The reason is simple. In countries with (mostly) functional institutions, “decentralization,” “trust-minimization,” and other buzzwords only speak to an audience with a certain ideological bent. In emerging markets, however, they are immediately relatable to most users.
Remittances, inflation-hedging, and cross-border trade are all examples of where DeFi, and RWAs in particular, will solve problems that local institutions in emerging markets cannot.
RWAs are one of the most promising developments in DeFi. Bringing assets on-chain makes them more flexible, liquid, and accessible to broader audiences.
Anything, ranging from real estate to collectibles, can now be represented by smart contracts and turned into a programmable and permissionless asset.
Once they’re on-chain, they can be fractionalized, making them more available to individuals with less purchasing power than their usual buyers.
Many of these use cases are still a ways down the road, but some of the more basic forms of RWAs are already live.
Stablecoins, on-chain representations of stocks and commodities, and even private credit are driving economic inclusion in many of these markets, where Web3 adoption continues to grow.
The first, most obvious, and oldest example of how RWAs are particularly helpful for economic inclusion in emerging markets is remittances.
The transaction value for digital remittances is expected to reach over $150 billion by the end of the year, and most of these recipients are individuals in emerging markets.
This is all thanks to stablecoins, which have established themselves as the most popular and relevant use case for RWAs.
By choosing to send a digital representation of a dollar or euro, many families and individuals in emerging markets are able to bypass expensive fees, arbitrary limits, and even censorship from authoritarian governments to ensure their economic stability.

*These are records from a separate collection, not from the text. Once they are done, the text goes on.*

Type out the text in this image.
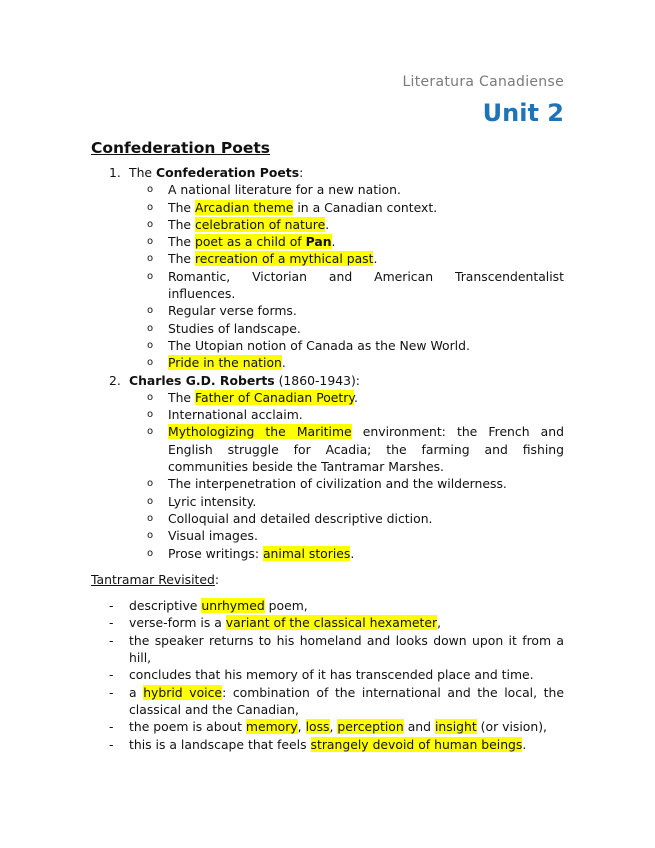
Literatura Canadiense
Unit 2
Confederation Poets
1. The Confederation Poets:
o A national literature for a new nation.
o The Arcadian theme in a Canadian context.
o The celebration of nature.
o The poet as a child of Pan.
o The recreation of a mythical past.
o Romantic, Victorian and American Transcendentalist
influences.
o Regular verse forms.
o Studies of landscape.
o The Utopian notion of Canada as the New World.
o Pride in the nation.
2. Charles G.D. Roberts (1860-1943):
o The Father of Canadian Poetry.
o International acclaim.
o Mythologizing the Maritime environment: the French and English struggle for Acadia; the farming and fishing communities beside the Tantramar Marshes.
o The interpenetration of civilization and the wilderness.
o Lyric intensity.
o Colloquial and detailed descriptive diction.
o Visual images.
o Prose writings: animal stories.
Tantramar Revisited :
- descriptive unrhymed poem,
- verse-form is a variant of the classical hexameter,
- the speaker returns to his homeland and looks down upon it from a hill,
- concludes that his memory of it has transcended place and time.
- a hybrid voice: combination of the international and the local, the classical and the Canadian,
- the poem is about memory, loss, perception and insight (or vision),
- this is a landscape that feels strangely devoid of human beings.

Stablecoins also serve a second purpose in these markets, especially those affected by hyperinflation. In December 2023, the inflation rate in Argentina reached 236.7 percent in a single month.
For many, stablecoins like USDT and USDC became the de facto currency they used to transact and go about their daily lives as a way to protect their funds and also bypass the infamous cepo laws which placed artificial controls on the flow of the U.S. dollar in the country.
More so, thanks to the flexible and permissionless nature of DeFi markets, these holders also had the option to purchase yield-bearing stablecoins that would further protect their savings.
Other forms of RWAs, such as tokenized stocks, allow holders to gain exposure to established foreign markets without the usual gatekeeping that exists in traditional finance.
Businesses in emerging markets also stand to benefit greatly from the adoption of RWAs and participation in DeFi markets. Digital dollars provide a much more cost-effective and fast way to transact.
They also create trustless environments where businesses can engage safely in global trade even if the institutions that oversee these transactions locally are not particularly trustworthy.
None of this is to say that there aren’t any hurdles to the adoption of DeFi and RWAs in emerging markets.
Many of these challenges are similar to problems already existing in traditional finance. These include regulatory uncertainties, technological barriers, and lack of education—in this case, about DeFi and Web3 more broadly.
The difference is that in web3, these are easier to solve because there are fewer geographic limitations.
In the near future, we will see even greater adoption in use cases that are enabled by the tokenization of real-world assets in emerging markets.
This will be accompanied by a continuation of the revolution that stablecoins have brought to remittances and inflation hedging, as well as an expansion in cross-border trade. Web3 is positioned to grow even further with DeFi and the capacity to tokenize real-world assets.